Recently the club decorated holiday cookies (Check out some of the models on their Instagram page @BHSchillclub) for teachers at their school. Brooklyn laughed as she admitted that the star and tree cut out sugar cookies with Duncan Hines frosting weren’t very appealing, but the teachers were so excited and grateful it lifted the spirits of everyone involved. in their group. The Chill Club has shown Brooklyn that she can take the time to take care of herself and others, and that it doesn’t have to be one or the other.
What does she want to say to other teens struggling in loneliness?
“Never keep it to yourself because it will eat away at you,” she said. “Force people to listen to you because you will benefit more than you think.”
She thanks her father and her best friend for giving her the crucial help she needed. Although she misses her mother dearly, she says she grew closer to her father through the experience as he stood up for her. He comes to terms with his struggles, supports his treatment, and even goes out to buy supplies for the Chill Club.

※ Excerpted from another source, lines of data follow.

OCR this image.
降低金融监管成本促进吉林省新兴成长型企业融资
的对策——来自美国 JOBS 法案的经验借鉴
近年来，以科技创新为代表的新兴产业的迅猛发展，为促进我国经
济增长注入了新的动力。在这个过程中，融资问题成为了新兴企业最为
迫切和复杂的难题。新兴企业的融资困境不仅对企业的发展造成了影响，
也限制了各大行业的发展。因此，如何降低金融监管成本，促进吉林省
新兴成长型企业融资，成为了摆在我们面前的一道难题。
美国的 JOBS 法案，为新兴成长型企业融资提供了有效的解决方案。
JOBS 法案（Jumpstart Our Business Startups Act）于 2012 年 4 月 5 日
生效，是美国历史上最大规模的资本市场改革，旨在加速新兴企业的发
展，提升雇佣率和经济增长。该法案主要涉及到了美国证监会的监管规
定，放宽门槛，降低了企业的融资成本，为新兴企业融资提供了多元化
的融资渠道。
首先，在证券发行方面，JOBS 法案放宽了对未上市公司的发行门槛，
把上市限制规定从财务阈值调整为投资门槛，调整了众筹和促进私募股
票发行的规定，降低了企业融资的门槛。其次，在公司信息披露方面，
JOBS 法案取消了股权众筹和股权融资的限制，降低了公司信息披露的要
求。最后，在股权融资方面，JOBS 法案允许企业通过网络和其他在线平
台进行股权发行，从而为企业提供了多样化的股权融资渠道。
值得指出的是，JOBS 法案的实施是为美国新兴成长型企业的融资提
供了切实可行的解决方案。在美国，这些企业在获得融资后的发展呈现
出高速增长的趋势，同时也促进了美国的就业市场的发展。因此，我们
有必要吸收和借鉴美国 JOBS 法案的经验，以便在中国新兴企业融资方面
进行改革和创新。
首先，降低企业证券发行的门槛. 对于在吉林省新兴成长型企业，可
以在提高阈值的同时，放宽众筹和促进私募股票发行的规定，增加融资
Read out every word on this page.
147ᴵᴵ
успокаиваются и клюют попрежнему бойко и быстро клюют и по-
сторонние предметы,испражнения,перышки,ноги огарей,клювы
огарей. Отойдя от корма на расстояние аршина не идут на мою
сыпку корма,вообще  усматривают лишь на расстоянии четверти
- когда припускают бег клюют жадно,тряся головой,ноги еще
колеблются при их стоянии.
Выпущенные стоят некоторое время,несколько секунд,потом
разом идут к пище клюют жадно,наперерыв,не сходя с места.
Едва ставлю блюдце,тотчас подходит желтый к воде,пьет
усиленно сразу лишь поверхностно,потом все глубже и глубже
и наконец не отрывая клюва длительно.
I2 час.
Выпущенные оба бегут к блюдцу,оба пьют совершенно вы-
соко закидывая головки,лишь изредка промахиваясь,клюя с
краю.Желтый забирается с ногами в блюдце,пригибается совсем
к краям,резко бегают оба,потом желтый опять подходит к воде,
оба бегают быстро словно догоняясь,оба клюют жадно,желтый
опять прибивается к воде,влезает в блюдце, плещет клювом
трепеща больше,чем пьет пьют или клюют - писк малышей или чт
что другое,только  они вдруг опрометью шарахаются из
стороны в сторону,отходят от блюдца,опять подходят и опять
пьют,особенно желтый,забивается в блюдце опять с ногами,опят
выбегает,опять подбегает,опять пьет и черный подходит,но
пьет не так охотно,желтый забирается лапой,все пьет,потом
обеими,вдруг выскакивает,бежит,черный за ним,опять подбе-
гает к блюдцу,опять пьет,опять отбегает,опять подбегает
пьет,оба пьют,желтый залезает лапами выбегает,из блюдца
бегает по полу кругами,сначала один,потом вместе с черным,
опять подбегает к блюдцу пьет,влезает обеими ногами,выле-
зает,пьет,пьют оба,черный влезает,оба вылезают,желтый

“My dad is one of my best friends,” Brooklyn says. “I do everything with him.
Disclaimer: The author’s wife is a therapist for The AHN Chill Project, although this piece is not an endorsement of the program and was produced independently.
This story was co-published with Full press and supported by funding from the Pittsburgh Media Partnership and All-Abilities Media, both based at the Center for Media Innovation at Point Park University.